The theory and research on emotion-focused therapy (EFT) for depression is reviewed to highlight Canadian contributions to research in depression. We describe how depression is understood within EFT ...and review studies that examined its effectiveness in the treatment of depression and illuminate the important role of working with emotion to facilitate change. EFT initially known as process-experiential therapy is an empirically supported treatment for depression. In EFT, emotions are seen as fundamental to the construction of the self, providing an immediate source of information by means of a preconscious, automatic evaluation of stimuli. This system provides information and action tendencies and a gut response that helps people discriminate among competing options, adapt to environments, and promote well-being. In this article, we present three randomized clinical trials that examined the efficacy of EFT in the treatment of depression and review research on the processes and mechanisms of change in this form of treatment. Our review provides empirical support for the underlying mechanisms of change in EFT including optimal emotional processing, how clients make sense of their experiences by integrating cognition and emotion, the therapeutic relationship conditions, as well as specific emotion-focused techniques used in the treatment of depression.

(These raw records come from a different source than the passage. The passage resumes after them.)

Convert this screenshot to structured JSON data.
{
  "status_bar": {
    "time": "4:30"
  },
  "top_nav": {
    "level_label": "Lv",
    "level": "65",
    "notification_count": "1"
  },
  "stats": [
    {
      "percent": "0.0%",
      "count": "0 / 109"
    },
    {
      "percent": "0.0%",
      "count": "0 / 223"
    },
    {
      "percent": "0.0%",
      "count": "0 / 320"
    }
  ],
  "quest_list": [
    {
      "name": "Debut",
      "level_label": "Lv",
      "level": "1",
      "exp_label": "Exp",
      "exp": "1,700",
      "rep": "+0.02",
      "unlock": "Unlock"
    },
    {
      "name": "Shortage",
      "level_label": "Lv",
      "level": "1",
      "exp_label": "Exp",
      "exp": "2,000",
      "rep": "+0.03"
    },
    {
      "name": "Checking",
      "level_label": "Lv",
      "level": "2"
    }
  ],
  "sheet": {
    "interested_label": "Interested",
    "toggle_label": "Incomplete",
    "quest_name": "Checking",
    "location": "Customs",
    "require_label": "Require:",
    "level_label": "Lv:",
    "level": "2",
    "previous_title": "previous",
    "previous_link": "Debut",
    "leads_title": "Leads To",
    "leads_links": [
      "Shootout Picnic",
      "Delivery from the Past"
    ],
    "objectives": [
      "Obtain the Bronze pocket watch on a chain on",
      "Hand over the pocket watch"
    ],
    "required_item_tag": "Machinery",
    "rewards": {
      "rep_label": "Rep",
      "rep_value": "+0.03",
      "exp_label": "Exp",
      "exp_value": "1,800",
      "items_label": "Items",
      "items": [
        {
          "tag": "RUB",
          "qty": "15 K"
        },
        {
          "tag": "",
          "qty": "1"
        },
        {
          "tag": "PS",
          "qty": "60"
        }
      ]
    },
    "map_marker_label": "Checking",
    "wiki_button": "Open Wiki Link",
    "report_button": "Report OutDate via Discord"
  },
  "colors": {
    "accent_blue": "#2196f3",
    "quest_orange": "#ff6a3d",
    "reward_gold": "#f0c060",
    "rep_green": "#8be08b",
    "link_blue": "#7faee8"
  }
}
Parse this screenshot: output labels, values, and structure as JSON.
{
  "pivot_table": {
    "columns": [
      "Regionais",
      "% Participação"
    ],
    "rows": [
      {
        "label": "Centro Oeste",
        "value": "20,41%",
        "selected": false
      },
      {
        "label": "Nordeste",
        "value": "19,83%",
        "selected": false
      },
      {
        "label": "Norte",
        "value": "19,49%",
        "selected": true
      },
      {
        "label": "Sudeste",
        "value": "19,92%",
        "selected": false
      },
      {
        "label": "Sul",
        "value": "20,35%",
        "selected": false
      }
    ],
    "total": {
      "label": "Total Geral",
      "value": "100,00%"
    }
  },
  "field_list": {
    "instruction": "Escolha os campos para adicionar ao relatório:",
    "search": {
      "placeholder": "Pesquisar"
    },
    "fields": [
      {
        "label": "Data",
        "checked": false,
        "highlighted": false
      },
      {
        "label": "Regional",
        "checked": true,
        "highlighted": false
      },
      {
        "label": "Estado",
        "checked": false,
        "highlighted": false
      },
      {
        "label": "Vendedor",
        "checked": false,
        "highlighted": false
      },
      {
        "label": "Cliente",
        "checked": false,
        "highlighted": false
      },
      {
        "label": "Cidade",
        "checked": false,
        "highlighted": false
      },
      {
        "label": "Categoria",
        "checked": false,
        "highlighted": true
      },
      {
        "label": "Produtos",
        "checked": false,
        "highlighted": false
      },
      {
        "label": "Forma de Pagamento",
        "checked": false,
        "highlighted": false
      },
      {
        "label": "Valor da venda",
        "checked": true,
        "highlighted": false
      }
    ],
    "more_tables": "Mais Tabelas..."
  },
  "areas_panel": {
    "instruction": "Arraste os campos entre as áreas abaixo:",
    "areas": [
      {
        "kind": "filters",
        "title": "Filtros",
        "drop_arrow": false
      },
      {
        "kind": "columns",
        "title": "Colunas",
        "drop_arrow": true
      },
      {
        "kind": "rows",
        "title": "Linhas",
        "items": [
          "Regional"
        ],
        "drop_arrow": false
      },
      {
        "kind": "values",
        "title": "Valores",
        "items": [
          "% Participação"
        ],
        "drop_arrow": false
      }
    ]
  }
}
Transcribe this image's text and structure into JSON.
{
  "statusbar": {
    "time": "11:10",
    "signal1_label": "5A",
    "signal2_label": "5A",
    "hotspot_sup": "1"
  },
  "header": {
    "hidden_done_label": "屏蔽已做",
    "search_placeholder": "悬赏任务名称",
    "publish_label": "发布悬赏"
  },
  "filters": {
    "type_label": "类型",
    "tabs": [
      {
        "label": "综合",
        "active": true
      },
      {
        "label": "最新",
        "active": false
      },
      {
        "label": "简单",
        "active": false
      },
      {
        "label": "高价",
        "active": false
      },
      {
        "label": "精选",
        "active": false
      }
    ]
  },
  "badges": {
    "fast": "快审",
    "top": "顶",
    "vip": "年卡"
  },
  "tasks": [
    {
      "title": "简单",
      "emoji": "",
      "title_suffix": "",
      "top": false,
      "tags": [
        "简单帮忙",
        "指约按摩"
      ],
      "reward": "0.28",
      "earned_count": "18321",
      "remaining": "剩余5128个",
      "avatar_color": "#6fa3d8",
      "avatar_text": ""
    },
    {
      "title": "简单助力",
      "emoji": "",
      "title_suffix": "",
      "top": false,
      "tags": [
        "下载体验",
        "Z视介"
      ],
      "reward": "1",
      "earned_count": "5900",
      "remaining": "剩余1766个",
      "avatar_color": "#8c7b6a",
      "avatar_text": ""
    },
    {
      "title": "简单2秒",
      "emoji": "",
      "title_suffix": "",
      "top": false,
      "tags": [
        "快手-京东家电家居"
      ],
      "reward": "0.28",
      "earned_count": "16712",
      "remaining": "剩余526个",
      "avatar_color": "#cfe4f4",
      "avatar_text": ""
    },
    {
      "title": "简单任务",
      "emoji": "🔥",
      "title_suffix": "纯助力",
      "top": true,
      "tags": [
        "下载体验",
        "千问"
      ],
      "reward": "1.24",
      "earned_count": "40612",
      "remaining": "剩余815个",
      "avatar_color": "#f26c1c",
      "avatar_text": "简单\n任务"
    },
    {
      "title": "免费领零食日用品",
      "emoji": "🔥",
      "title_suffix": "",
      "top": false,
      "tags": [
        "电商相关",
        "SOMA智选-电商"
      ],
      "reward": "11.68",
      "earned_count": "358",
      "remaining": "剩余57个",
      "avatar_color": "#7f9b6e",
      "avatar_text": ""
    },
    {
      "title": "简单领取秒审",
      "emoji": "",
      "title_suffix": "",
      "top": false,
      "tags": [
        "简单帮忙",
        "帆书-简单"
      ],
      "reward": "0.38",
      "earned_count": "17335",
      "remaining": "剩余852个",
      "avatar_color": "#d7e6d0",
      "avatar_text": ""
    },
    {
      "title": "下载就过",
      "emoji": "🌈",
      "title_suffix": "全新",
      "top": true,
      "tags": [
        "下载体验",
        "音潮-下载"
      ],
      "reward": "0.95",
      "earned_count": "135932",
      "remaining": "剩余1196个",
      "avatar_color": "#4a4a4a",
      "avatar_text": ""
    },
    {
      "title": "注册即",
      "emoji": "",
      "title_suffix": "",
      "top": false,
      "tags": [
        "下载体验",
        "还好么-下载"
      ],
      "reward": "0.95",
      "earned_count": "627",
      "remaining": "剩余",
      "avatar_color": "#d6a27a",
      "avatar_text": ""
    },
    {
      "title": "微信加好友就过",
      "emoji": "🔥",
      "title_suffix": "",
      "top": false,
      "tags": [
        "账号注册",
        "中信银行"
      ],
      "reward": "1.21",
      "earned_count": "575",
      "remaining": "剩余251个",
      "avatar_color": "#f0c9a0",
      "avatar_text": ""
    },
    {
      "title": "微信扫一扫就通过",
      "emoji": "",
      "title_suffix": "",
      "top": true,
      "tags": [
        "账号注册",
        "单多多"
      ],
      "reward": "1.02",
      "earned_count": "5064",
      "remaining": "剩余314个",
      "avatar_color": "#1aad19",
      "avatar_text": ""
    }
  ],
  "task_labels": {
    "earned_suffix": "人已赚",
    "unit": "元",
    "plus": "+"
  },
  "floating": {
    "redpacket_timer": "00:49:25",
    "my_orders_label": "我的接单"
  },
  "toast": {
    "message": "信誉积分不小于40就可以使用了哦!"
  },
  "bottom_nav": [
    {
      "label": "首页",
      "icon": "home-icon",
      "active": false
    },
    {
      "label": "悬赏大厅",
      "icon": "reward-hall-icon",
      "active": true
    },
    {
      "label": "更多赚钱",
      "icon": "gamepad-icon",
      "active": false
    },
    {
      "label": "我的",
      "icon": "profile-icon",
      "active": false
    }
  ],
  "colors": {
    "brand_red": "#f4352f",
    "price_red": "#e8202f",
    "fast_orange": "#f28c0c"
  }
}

Les travaux sur la théorie et la recherche sur la thérapie centrée sur les émotions (TCE) pour le traitement de la dépression sont examinés afin de mettre en relief les contributions de chercheurs du Canada dans ce domaine. Les auteurs décrivent la façon dont est comprise la dépression dans le contexte de la TCE et passent en revue les études qui ont examiné l'efficacité de cette méthode dans le traitement de la dépression et mis en lumière le rôle important du travail avec les émotions en vue de favoriser les changements. La TCE, au départ connue en tant que processus thérapeutique expérientiel, est un traitement de la dépression validé par des données concrètes. Dans le cadre de la TCE, les émotions sont perçues comme des éléments fondamentaux pour la construction du soi, lesquels constituent une source immédiate d'information par l'entremise d'une évaluation automatique de stimuli préconscients. Ce système fournit de l'information et des tendances quant aux actions ainsi qu'une réaction instinctive qui aident les gens à faire la distinction entre des options concurrentes, à s'adapter à des environnements et à promouvoir leur mieux-être. Dans cet article, les auteurs présentent trois essais cliniques randomisés qui ont examiné l'efficacité de la TCE dans le traitement de la dépression, et ils examinent la recherche sur les processus et les mécanismes du changement dans ce type de traitement. Cette revue fournit un appui empirique aux mécanismes qui sous-tendent les changements dans la TCE, y compris le traitement optimal des émotions, la façon dont les clients comprennent leurs expériences en assimilant cognitions et émotions, les conditions de la relation thérapeutique, ainsi que les techniques précises axées sur les émotions qui sont utilisées dans le traitement de la dépression.
Public Significance Statement
This article presents a review of the research on emotion-focused therapy (EFT) in the treatment of depression that has been conducted in Canada, including studies of its effectiveness and the mechanisms of change. This research is important as its highlights that EFT is an effective treatment for depression and reveals the important role of emotional processing and relational factors in the process of change. An increased understanding of the mechanisms of change in EFT is vital to enhance therapeutic outcomes.